2012/06/24 23:51:31|その他
梅雨に慣れて
  一ヶ月がどうしてこんなに早いのか、これは誰でも思うことか。デイサービスを受けに来ている八十歳から百歳の老人に聞いてみると、一様に「何にもしてへんのに早くて早くて」という声が返ってくる。わが母なども今日は何日の何曜日が解らないようだ。当然日の経つのは早い。今日は何をせねば、何日までに何を、締め切りは何日などと常に考えている私も日の経つのが早い。どういう人が日の経つのが遅くて辛いと言うのだろうか。六月も終わり近くなって来た、六十歳を一か月過ごしたが、何も変わりはない。今年の梅雨は台風が上陸したりして雨が多いが、そうジメジメした日も多くなく有難い。その台風も大したことなく過ぎて良かった。足の速い台風は潔くて感じが良い印象が強い。六月の半ば、大津にて昔の俳句結社の集まりがあった。2001年に主宰、沢木欣一が死去して翌年終刊になった「風」という結社誌で学んだ懐かしい人に会い感無量であった。二十余年ぶりに会うことが出来た句友、みんな私との出会いを喜んでくれた。結社が消滅して五回目の会であり、今回が最後で三重県の連中が発起人となって開催、私も発起人の一人として初めて出席であった。俳句の縁、俳句を通しての人との繋がりを大いに感謝した。当時六十歳の人はすっかり年老いて、私が出席したことを涙して喜んでくれた。掲載の一葉は沢木欣一、細見綾子夫婦。風の会の正面にあふれる生花と共に飾られてあったものである。弟子にとってはもはや神であり仏である。俳句を作り続けて行く以上は、一つの信仰のように崇拝して行く二人である。
 
  郭公の鳴く暁け方や金環食
 
  竹皮を右へひだりへ脱ぎにけり
 
  心地よき飢えほととぎす啼く夕べ
 
  老人に遠見る癖や麦の秋 
 
  淡海てふホテルの外の麦の秋 
 
  梅雨の底駆くるげじげじ団子虫 
 
  梅雨の底蛙泣くとも笑ふとも 
 
  梅雨深し女の言葉尖るなり 
 
  杖の音車いすの音梅雨じめり 
 
  網戸より年寄りの悲喜洩れ来たり 
 
  看護師の首の細さよ夏あざみ 
 
  雨晴れの日に金魚草泳ぎ出す 
 
  その中のひとりが梅雨も楽しみと 
 
  雨傘を広げれば落つかたつむり 
 
  でで虫のひとつふたつは可愛くて 
 
  人老いて忘れ易しや七変化 
 
 一葉に心熱くなり梅雨の底
 
   赤ん坊の肉ふはふはや雲の峰               
 
  小規模多機能型として三か月が過ぎようとしている「しらふじの里」も大きなトラブルもなく有難い。

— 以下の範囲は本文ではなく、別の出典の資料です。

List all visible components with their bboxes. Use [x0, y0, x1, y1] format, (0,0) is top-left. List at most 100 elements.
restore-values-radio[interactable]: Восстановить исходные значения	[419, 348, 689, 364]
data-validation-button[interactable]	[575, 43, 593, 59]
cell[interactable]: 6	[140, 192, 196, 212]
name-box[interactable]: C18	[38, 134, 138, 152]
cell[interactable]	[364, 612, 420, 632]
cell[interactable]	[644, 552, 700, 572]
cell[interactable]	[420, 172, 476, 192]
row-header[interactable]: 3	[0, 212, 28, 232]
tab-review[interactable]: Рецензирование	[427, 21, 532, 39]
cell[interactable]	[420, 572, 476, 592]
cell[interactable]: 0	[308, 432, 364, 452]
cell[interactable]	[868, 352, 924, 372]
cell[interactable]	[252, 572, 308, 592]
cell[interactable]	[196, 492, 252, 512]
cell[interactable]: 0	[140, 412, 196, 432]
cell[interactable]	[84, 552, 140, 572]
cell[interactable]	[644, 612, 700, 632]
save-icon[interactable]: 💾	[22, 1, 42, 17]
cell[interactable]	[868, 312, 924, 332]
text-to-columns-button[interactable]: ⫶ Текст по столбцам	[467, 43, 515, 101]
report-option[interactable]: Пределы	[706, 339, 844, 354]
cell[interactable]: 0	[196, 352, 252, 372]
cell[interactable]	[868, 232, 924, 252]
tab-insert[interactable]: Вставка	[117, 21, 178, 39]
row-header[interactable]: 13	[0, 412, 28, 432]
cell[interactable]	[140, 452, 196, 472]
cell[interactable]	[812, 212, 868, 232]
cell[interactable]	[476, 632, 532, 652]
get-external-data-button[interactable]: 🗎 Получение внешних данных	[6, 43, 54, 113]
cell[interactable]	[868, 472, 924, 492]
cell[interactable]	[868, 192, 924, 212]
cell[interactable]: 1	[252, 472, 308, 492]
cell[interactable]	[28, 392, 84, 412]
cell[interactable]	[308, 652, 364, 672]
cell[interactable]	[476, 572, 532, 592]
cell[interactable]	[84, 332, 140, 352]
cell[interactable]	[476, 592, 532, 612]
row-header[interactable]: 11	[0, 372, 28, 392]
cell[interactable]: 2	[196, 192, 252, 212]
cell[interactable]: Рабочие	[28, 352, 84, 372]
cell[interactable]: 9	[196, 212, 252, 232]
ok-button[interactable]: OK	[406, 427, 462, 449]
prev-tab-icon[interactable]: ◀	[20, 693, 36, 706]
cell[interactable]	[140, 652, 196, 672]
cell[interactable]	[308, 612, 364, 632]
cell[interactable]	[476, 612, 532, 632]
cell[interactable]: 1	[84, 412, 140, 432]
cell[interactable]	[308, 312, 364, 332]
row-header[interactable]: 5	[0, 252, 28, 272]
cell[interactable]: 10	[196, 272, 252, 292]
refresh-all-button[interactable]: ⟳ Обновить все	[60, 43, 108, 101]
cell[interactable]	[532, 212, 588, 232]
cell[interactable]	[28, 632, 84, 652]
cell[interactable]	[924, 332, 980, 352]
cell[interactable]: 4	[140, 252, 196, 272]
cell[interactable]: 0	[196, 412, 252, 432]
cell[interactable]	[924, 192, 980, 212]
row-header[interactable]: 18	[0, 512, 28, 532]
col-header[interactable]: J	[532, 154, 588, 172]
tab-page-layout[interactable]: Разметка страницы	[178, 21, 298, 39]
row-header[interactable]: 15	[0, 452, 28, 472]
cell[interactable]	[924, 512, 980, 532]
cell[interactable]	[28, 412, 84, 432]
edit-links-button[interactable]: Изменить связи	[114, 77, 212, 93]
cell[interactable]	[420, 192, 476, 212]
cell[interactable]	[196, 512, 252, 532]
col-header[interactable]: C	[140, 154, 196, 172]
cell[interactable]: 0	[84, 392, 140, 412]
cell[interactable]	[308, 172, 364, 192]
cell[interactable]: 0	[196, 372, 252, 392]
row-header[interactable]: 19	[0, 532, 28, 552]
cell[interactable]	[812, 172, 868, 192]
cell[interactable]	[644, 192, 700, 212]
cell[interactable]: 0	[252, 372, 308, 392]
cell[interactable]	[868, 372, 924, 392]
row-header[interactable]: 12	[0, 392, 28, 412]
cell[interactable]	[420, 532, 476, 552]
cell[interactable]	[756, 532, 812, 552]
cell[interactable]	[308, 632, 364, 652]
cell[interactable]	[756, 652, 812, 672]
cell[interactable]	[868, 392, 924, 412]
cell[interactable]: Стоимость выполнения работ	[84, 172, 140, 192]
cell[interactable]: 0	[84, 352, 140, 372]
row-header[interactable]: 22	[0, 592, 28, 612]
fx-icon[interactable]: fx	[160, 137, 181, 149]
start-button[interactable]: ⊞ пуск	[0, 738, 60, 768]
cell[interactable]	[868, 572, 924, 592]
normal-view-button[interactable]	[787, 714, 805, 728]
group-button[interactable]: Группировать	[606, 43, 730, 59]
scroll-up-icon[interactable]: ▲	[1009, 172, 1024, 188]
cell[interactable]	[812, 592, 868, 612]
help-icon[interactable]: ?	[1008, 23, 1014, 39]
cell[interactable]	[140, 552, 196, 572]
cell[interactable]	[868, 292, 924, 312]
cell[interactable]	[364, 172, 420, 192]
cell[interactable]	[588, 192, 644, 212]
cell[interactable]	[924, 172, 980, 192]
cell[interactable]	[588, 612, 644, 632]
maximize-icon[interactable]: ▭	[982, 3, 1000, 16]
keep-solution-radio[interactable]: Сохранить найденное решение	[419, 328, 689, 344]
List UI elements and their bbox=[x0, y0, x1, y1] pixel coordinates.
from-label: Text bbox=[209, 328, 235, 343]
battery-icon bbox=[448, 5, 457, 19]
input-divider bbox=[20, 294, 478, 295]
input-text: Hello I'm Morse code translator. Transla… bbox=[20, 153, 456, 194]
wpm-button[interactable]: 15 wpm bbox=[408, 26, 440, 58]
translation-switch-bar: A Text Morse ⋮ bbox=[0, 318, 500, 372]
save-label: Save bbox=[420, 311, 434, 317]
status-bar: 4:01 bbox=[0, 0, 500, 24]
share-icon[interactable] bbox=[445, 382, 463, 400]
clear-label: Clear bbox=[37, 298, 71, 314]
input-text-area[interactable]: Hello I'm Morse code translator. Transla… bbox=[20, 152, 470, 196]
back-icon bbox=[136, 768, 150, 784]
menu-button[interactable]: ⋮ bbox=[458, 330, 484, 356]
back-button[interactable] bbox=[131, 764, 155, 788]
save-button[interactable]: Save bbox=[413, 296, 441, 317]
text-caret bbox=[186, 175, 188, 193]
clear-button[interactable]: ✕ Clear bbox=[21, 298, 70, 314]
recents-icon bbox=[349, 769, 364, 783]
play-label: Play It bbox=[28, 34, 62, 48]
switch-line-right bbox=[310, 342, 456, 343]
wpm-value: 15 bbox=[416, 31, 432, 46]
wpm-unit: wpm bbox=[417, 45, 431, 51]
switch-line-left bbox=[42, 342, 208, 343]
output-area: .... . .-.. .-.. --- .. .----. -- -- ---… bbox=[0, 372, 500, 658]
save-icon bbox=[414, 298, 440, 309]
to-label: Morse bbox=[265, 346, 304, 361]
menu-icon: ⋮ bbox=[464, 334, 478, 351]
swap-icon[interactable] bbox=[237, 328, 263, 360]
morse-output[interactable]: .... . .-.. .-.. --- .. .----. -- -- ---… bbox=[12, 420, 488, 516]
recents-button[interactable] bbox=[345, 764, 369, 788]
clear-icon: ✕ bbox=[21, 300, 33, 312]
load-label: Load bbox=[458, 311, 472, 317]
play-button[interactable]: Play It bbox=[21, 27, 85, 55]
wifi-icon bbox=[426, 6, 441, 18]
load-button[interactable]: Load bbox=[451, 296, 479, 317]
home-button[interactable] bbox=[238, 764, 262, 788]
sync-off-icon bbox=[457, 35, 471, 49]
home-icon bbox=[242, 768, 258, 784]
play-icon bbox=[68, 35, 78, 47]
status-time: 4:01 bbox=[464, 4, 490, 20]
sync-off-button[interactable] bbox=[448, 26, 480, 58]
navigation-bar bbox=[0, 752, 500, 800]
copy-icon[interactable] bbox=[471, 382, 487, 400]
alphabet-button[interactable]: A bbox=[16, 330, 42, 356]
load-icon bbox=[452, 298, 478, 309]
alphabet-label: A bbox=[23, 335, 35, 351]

実際に働く人々にはなかなか厳しいところもあるらしいが、私には何も聞こえて来ない。母と恙なく感謝して生きている。何も不足はない、何一つ不自由はないと言えば嘘になるが、有難いことが多く日の経つのが早過ぎる。この更新もやっとその気になった。覗いてくれる人に申し訳ないが、アクセス数とコメントは毎日確認している。更新のないものを何度も見ると嫌になるだろうと心苦しくなる。しかし、更新がなければ、元気で平穏に過ごせていると思って頂ければ有難い。夜は静かである。夜遅くまで起きている癖の悪い私の隣に母は鼾をかいている。開けた口には入れ歯が今にも出て来そうであり、老いたなあーと思ってしまう。寝息が聞こえれば安心、時々静かになるときもあるから怖い。それでも用事があって呼べば起きてくれる。外は雨の音が断続的に、さあもう寝よう。母に頼んで小便を取ってもらうことにする。いつまでも母が頼りなのだ。